Notice of Pre-AIA  or AIA  Status
The present application, filed on or after March 16, 2013, is being examined under the first inventor to file provisions of the AIA .
Claim Rejections - 35 USC § 103
The following is a quotation of 35 U.S.C. 103 which forms the basis for all obviousness rejections set forth in this Office action:
A patent for a claimed invention may not be obtained, notwithstanding that the claimed invention is not identically disclosed as set forth in section 102, if the differences between the claimed invention and the prior art are such that the claimed invention as a whole would have been obvious before the effective filing date of the claimed invention to a person having ordinary skill in the art to which the claimed invention pertains. Patentability shall not be negated by the manner in which the invention was made.

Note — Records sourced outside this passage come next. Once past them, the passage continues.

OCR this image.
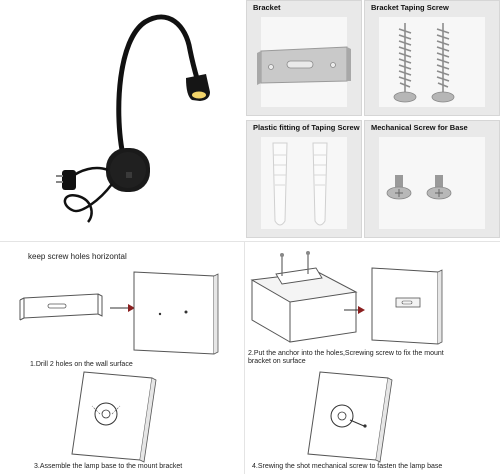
Bracket	Bracket Taping Screw
Plastic fitting of Taping Screw Mechanical Screw for Base
keep screw holes horizontal
1.Drill 2 holes on the wall surface
2.Put the anchor into the holes,Screwing screw to fix the mount bracket on surface
3.Assemble the lamp base to the mount bracket	4.Srewing the shot mechanical screw to fasten the lamp base
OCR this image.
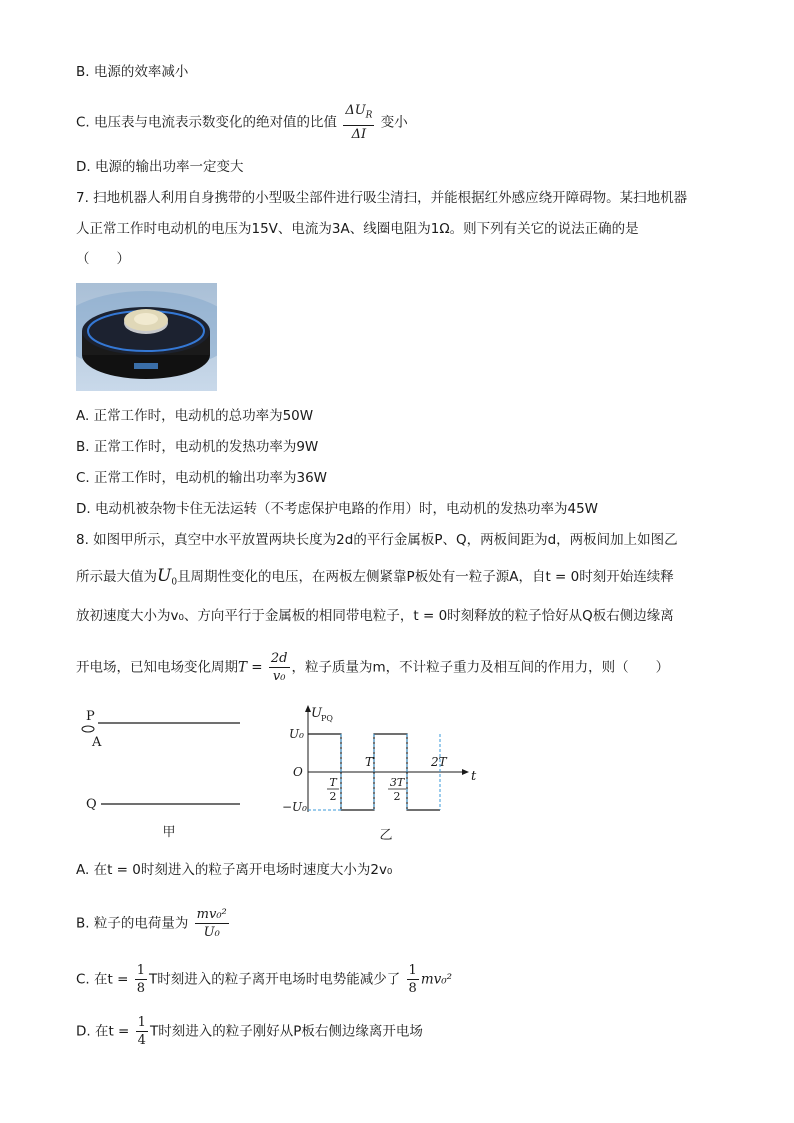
B. 电源的效率减小
C. 电压表与电流表示数变化的绝对值的比值 $\frac{\Delta U_R}{\Delta I}$ 变小
D. 电源的输出功率一定变大
7. 扫地机器人利用自身携带的小型吸尘部件进行吸尘清扫，并能根据红外感应绕开障碍物。某扫地机器
人正常工作时电动机的电压为15V、电流为3A、线圈电阻为1Ω。则下列有关它的说法正确的是
（　　）
A. 正常工作时，电动机的总功率为50W
B. 正常工作时，电动机的发热功率为9W
C. 正常工作时，电动机的输出功率为36W
D. 电动机被杂物卡住无法运转（不考虑保护电路的作用）时，电动机的发热功率为45W
8. 如图甲所示，真空中水平放置两块长度为2d的平行金属板P、Q，两板间距为d，两板间加上如图乙
所示最大值为$U_0$且周期性变化的电压，在两板左侧紧靠P板处有一粒子源A，自t = 0时刻开始连续释
放初速度大小为v₀、方向平行于金属板的相同带电粒子，t = 0时刻释放的粒子恰好从Q板右侧边缘离
开电场，已知电场变化周期$T = \frac{2d}{\text{v₀}}$ ，粒子质量为m，不计粒子重力及相互间的作用力，则（　　）
P
A
Q
甲
U PQ
t
U₀
−U₀
O
T	2T
T
2
3T
2
乙
A. 在t = 0时刻进入的粒子离开电场时速度大小为2v₀
B. 粒子的电荷量为 $\frac{\text{mv₀²}}{\text{U₀}}$
C. 在$t = \frac{1}{8}$ T时刻进入的粒子离开电场时电势能减少了 $\frac{1}{8} mv_0^2$
D. 在$t = \frac{1}{4}$ T时刻进入的粒子刚好从P板右侧边缘离开电场
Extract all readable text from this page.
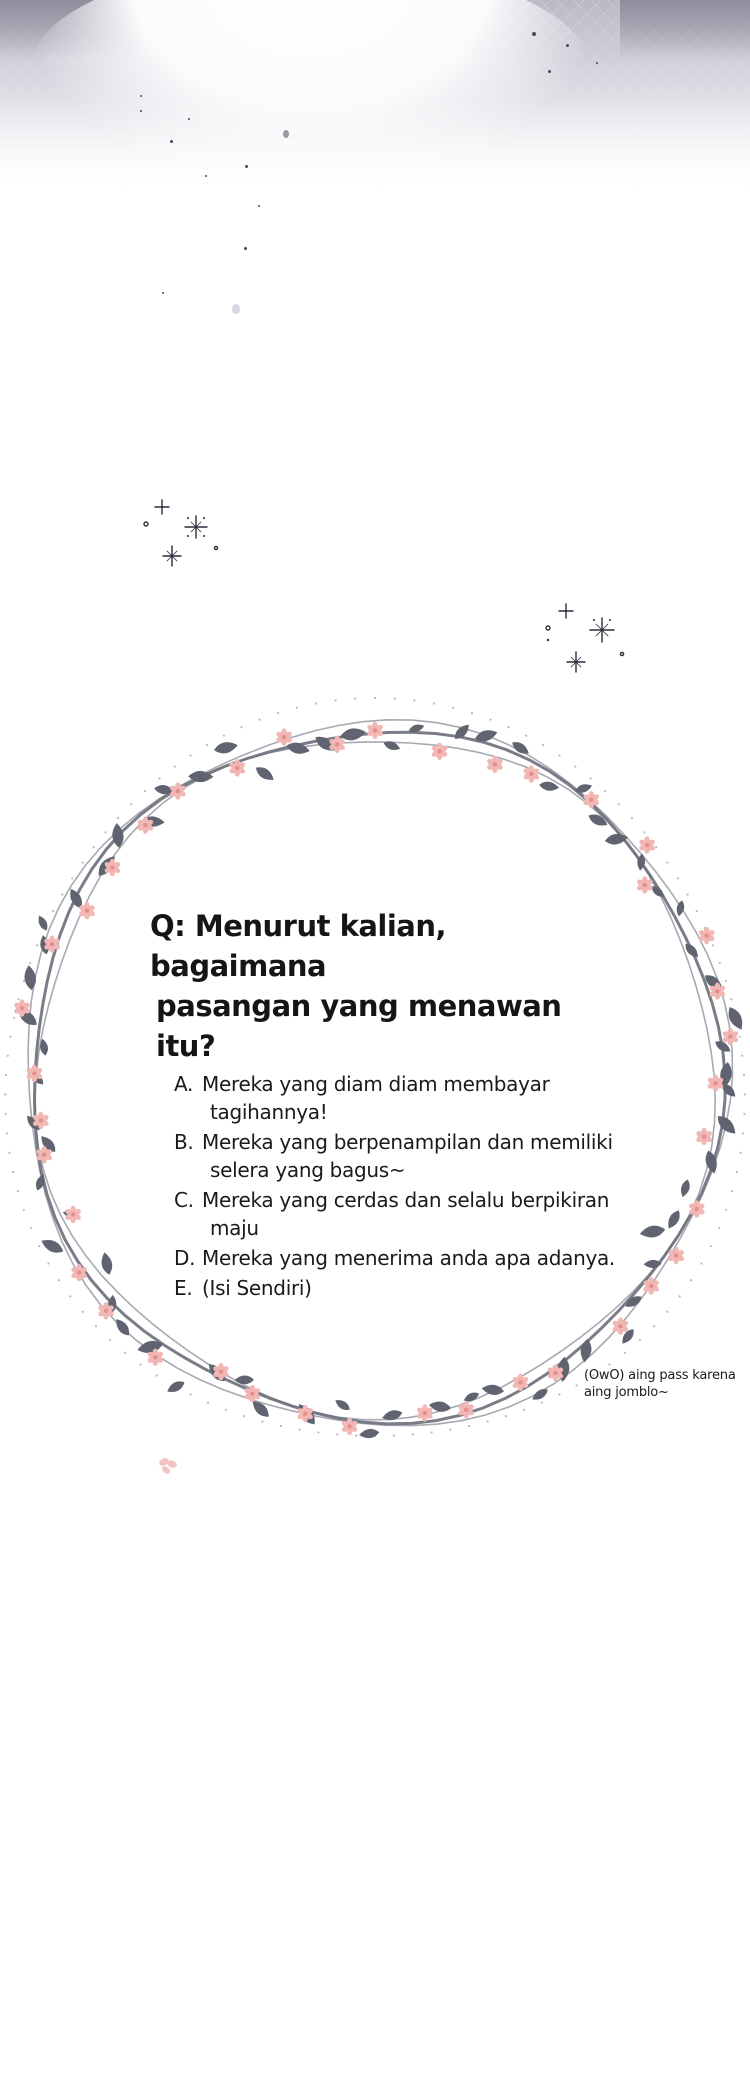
Q: Menurut kalian, bagaimana
pasangan yang menawan itu?
A. Mereka yang diam diam membayar tagihannya!
B. Mereka yang berpenampilan dan memiliki selera yang bagus~
C. Mereka yang cerdas dan selalu berpikiran maju
D. Mereka yang menerima anda apa adanya.
E. (Isi Sendiri)
(OwO) aing pass karena aing jomblo~
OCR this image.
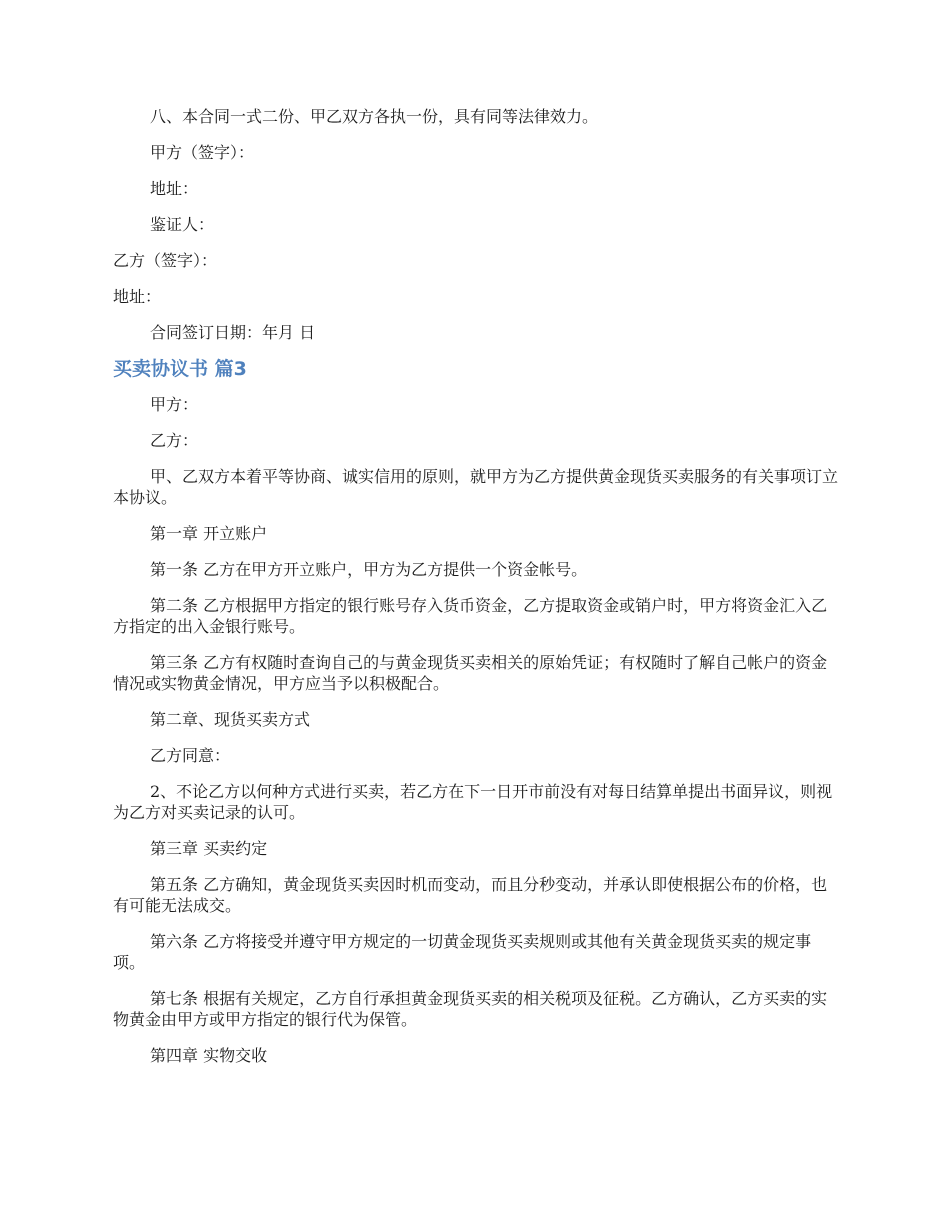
八、本合同一式二份、甲乙双方各执一份，具有同等法律效力。

甲方（签字）：

地址：

鉴证人：

乙方（签字）：

地址：

合同签订日期：年月 日

买卖协议书 篇3

甲方：

乙方：

甲、乙双方本着平等协商、诚实信用的原则，就甲方为乙方提供黄金现货买卖服务的有关事项订立本协议。

第一章 开立账户

第一条 乙方在甲方开立账户，甲方为乙方提供一个资金帐号。

第二条 乙方根据甲方指定的银行账号存入货币资金，乙方提取资金或销户时，甲方将资金汇入乙方指定的出入金银行账号。

第三条 乙方有权随时查询自己的与黄金现货买卖相关的原始凭证；有权随时了解自己帐户的资金情况或实物黄金情况，甲方应当予以积极配合。

第二章、现货买卖方式

乙方同意：

2、不论乙方以何种方式进行买卖，若乙方在下一日开市前没有对每日结算单提出书面异议，则视为乙方对买卖记录的认可。

第三章 买卖约定

第五条 乙方确知，黄金现货买卖因时机而变动，而且分秒变动，并承认即使根据公布的价格，也有可能无法成交。

第六条 乙方将接受并遵守甲方规定的一切黄金现货买卖规则或其他有关黄金现货买卖的规定事项。

第七条 根据有关规定，乙方自行承担黄金现货买卖的相关税项及征税。乙方确认，乙方买卖的实物黄金由甲方或甲方指定的银行代为保管。

第四章 实物交收
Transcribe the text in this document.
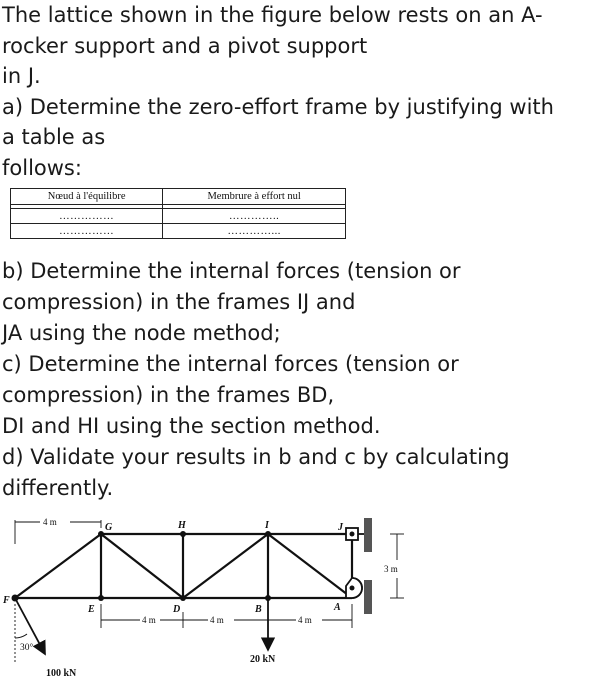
The lattice shown in the figure below rests on an A-

rocker support and a pivot support

in J.

a) Determine the zero-effort frame by justifying with

a table as

follows:

Nœud à l'équilibre	Membrure à effort nul

……………	…………..
……………	…………...

b) Determine the internal forces (tension or

compression) in the frames IJ and

JA using the node method;

c) Determine the internal forces (tension or

compression) in the frames BD,

DI and HI using the section method.

d) Validate your results in b and c by calculating

differently.

F
E	D	B	A
G	H	I	J
4 m
4 m	4 m	4 m
3 m
30°
20 kN
100 kN
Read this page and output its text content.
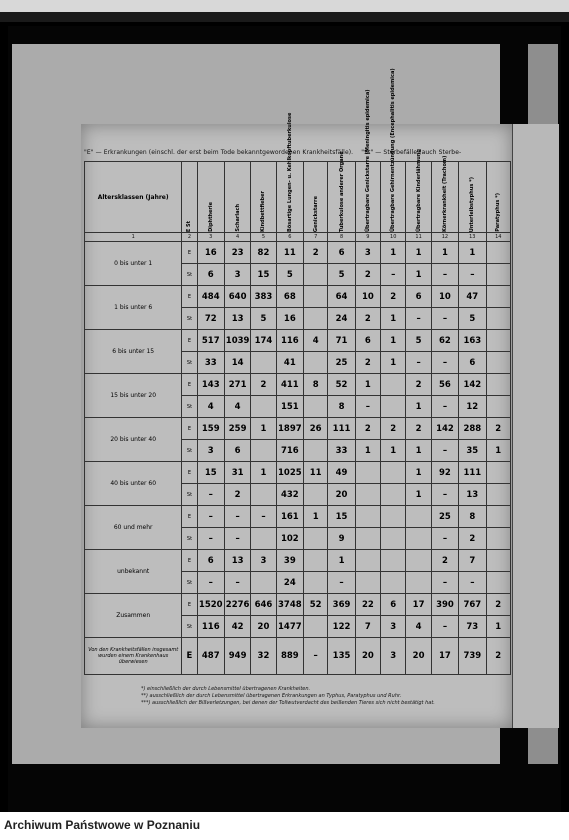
"E" — Erkrankungen (einschl. der erst beim Tode bekanntgewordenen Krankheitsfälle). "St" — Sterbefälle (auch Sterbe-
Altersklassen (Jahre)	E St	Diphtherie	Scharlach	Kindbettfieber	Bösartige Lungen- u. Kehlkopftuberkulose	Genickstarre	Tuberkulose anderer Organe	Übertragbare Genickstarre (Meningitis epidemica)	Übertragbare Gehirnentzündung (Encephalitis epidemica)	Übertragbare Kinderlähmung	Körnerkrankheit (Trachom)	Unterleibstyphus *)	Paratyphus *)

1	2	3	4	5	6	7	8	9	10	11	12	13	14
0 bis unter 1	E	16	23	82	11	2	6	3	1	1	1	1	
	St	6	3	15	5		5	2	–	1	–	–	
1 bis unter 6	E	484	640	383	68		64	10	2	6	10	47	
	St	72	13	5	16		24	2	1	–	–	5	
6 bis unter 15	E	517	1039	174	116	4	71	6	1	5	62	163	
	St	33	14		41		25	2	1	–	–	6	
15 bis unter 20	E	143	271	2	411	8	52	1		2	56	142	
	St	4	4		151		8	–		1	–	12	
20 bis unter 40	E	159	259	1	1897	26	111	2	2	2	142	288	2
	St	3	6		716		33	1	1	1	–	35	1
40 bis unter 60	E	15	31	1	1025	11	49			1	92	111	
	St	–	2		432		20			1	–	13	
60 und mehr	E	–	–	–	161	1	15				25	8	
	St	–	–		102		9				–	2	
unbekannt	E	6	13	3	39		1				2	7	
	St	–	–		24		–				–	–	
Zusammen	E	1520	2276	646	3748	52	369	22	6	17	390	767	2
	St	116	42	20	1477		122	7	3	4	–	73	1
Von den Krankheitsfällen insgesamt wurden einem Krankenhaus überwiesen	E	487	949	32	889	–	135	20	3	20	17	739	2
*) einschließlich der durch Lebensmittel übertragenen Krankheiten.
**) ausschließlich der durch Lebensmittel übertragenen Erkrankungen an Typhus, Paratyphus und Ruhr.
***) ausschließlich der Bißverletzungen, bei denen der Tollwutverdacht des beißenden Tieres sich nicht bestätigt hat.
Archiwum Państwowe w Poznaniu
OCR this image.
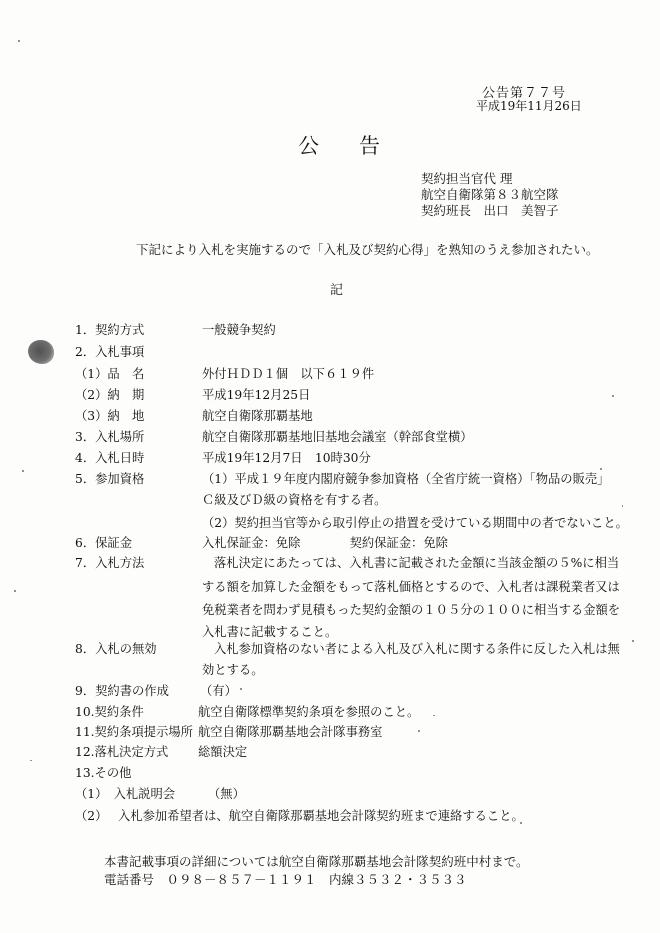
公告第７７号
平成19年11月26日
公告
契約担当官代 理
航空自衛隊第８３航空隊
契約班長　出口　美智子
下記により入札を実施するので「入札及び契約心得」を熟知のうえ参加されたい。
記
1．契約方式	一般競争契約
2．入札事項
（1）品　名	外付ＨＤＤ１個　以下６１９件
（2）納　期	平成19年12月25日
（3）納　地	航空自衛隊那覇基地
3．入札場所	航空自衛隊那覇基地旧基地会議室（幹部食堂横）
4．入札日時	平成19年12月7日　10時30分
5．参加資格	（1）平成１９年度内閣府競争参加資格（全省庁統一資格）「物品の販売」
Ｃ級及びＤ級の資格を有する者。
（2）契約担当官等から取引停止の措置を受けている期間中の者でないこと。
6．保証金	入札保証金：免除　　　　契約保証金：免除
7．入札方法	落札決定にあたっては、入札書に記載された金額に当該金額の５%に相当
する額を加算した金額をもって落札価格とするので、入札者は課税業者又は
免税業者を問わず見積もった契約金額の１０５分の１００に相当する金額を
入札書に記載すること。
8．入札の無効	入札参加資格のない者による入札及び入札に関する条件に反した入札は無
効とする。
9．契約書の作成	（有）
10.契約条件	航空自衛隊標準契約条項を参照のこと。
11.契約条項提示場所 航空自衛隊那覇基地会計隊事務室
12.落札決定方式 総額決定
13.その他
（1）　入札説明会	（無）
（2） 入札参加希望者は、航空自衛隊那覇基地会計隊契約班まで連絡すること。
本書記載事項の詳細については航空自衛隊那覇基地会計隊契約班中村まで。
電話番号　０９８－８５７－１１９１　内線３５３２・３５３３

Claims 1-20 are rejected under 35 U.S.C. 103 as being unpatentable over Shapira, Content-Based Data Leakage Detection Using Extended Fingerprinting Year: 2012 (Shapira) in view of Gupta US 11,100,087. 
With respect to claim 1, Shapira teaches “1. A non-transitory computer-readable storage medium having computer-readable code stored thereon for programming one or more processors to perform steps of: obtaining a file to be checked for Data Loss Prevention (DLP)” on p. 32 
Detection phase – fingerprints of outgoing documents are extracted and compared with confidential fingerprints in the database in order to detect leakage of confidential documents.

 “determining a cryptographic hash of the file and comparing the cryptographic hash to corresponding cryptographic hashes of indexed files” on p. 16: 
Most fingerprinting methods make use of hash functions. In most cases, classic cryptographic functions, such as MD5 (Rivest, 1992) or SHA (U.S. Department of Commerce, 1993) are appropriate.

and on p. 32: 
Detection phase – fingerprints of outgoing documents are extracted and compared with
confidential fingerprints in the database in order to detect leakage of confidential documents.

	“responsive to a match between the cryptographic hash and one of the corresponding cryptographic hashes, determining a DLP match and performing an action based thereon” on p. 37 
The input of this processing step is a document d while the output is the “confidentiality score” of d. A document with a “confidentiality score” above some threshold (its optimal value depends on domain and is a tradeoff between false positive and false negative rates) is considered confidential and is detected as leakage. The input document d is fingerprinted using the new fingerprinting method described in Section 4.1.1, resulting in a list of hashes representing the document. Next, a list of documents which contain at least one of these hashes is retrieved from the fingerprints database. The confidentiality score of document d is set to the maximal number of hashes detected in any of the documents in the list.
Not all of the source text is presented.